Toward the end of my search for written records, I set out to find the records of my participation in a weight management program at a local university hospital in the early 1980s. My first telephone call to the hospital looking for the program met with a "we have no such program listed."

I then wrote to the records department with a request for access to records of my participation. I included the name of the Dr. who headed the program and the therapist who had worked with me. A followup telephone call to that department resulted in my secretary being told that the records department had no such records but to try the Department of Medicine which she did. That call did not produce any information either.

The people contacted had never heard of the program, the people who ran it and certainly not me in particular.

I had learned that persistence paid off so I made one more attempt with a letter to the office of the hospital administrator. Again I included the name of the medical doctor who was in charge of the program and the clinician who had worked with me. I also sent along copies of a report that I had kept and some other materials.

Just about the time I was giving up hope of ever finding the records, I received a phone call from a woman in the administrator's office who said she had my letter and was going to try to help me. She asked whether I had any further information about the department to which the program was attached. I did not. So she said she would forge ahead and see what she could turn up.

A couple of days later in telling yet another person how odd it was that I couldn't find any records from that program I learned that a person who had been affiliated with the program was now working with my current doctor at his clinic.

I faxed a request for information to her and within hours received a telephone call. She had been the director of the program and told me that it had been terminated a couple of years earlier for lack of funds.

However, she was able to tell me the department with which the program had been affiliated, the name of the person who had been responsible for packing up the records and where they were stored.
She also was able to give me the telephone number of the therapist who had treated me.

Armed with that information I called my new friend in the administrator's office and passed it along to her. A few days later she called with the name of a person who would call me and would be able to help me get to the records. She ended by saying if I didn't hear from him to call her back.

About a week later, he did call me. He said he had good news and bad news. I was right about the location of the records. He had gone through the records which dated back to the 1970s. It had taken a while because of the coding that had been used to protect patient identification.

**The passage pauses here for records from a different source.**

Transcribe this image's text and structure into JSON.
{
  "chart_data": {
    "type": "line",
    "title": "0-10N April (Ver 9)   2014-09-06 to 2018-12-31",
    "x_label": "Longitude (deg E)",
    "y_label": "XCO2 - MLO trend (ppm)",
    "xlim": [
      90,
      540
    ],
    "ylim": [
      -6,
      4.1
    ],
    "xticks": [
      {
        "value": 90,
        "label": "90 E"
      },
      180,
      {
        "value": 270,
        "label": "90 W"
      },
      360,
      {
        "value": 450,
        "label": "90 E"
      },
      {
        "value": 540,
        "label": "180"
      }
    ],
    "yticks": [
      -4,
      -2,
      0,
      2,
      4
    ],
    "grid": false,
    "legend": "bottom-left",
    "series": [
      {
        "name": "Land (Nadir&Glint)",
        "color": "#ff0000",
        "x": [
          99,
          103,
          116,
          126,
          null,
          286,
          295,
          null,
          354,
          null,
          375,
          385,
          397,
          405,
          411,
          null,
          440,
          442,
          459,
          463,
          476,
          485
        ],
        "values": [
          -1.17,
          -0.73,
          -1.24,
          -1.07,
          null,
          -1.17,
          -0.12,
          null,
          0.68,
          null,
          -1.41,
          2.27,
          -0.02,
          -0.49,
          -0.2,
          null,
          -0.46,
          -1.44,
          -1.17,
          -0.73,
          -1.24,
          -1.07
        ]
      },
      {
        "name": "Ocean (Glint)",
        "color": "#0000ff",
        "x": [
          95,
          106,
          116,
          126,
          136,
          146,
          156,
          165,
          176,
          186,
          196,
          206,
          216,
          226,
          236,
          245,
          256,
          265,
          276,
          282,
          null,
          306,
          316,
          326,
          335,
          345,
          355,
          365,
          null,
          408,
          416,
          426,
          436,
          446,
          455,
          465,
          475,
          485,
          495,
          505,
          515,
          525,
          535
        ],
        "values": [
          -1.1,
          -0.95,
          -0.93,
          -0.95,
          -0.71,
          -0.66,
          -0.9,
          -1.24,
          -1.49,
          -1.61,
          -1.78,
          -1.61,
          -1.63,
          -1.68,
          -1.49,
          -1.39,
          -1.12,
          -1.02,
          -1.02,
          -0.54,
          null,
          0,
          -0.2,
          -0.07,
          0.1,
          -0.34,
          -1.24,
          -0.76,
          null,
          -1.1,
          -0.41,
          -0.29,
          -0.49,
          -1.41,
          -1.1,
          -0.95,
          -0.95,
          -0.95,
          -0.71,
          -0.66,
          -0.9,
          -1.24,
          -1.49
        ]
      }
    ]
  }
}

Then he got to the bad news. He had found records for the approximate period that I was in the program but he couldn't find any record of my participation.

In one last desperate reach I called the therapist to see whether she had taken any records with her. She quickly returned my call. She remembered me but said she did not have any records of my visits and that the only records that had been taken out of the general files were those specifically requested by the patients.

Finally, it took me a number of requests to my parents for information about their weight at various times in their lives. They were perfectly happy to give me information about their size at the time they were married. They were more reticent about their weights in recent years. But when they realized that I was very serious about wanting the information they had their doctors provide me with much of what I was looking for.

My sisters were easy. They quickly responded to all of my questions.

I also had the opportunity to view photographs of my great grandparents. It is safe to say that no one in my family going back to my great grand parents, came or comes close to being described as fat.

Not everyone needs to undertake a thorough search of medical records. I did it because I was writing this book. Since the exercise itself was interesting I have share it but the lesson in it for those who are monitoring their health is that keeping records does pay off, showing treads and helping you to learn about yourself.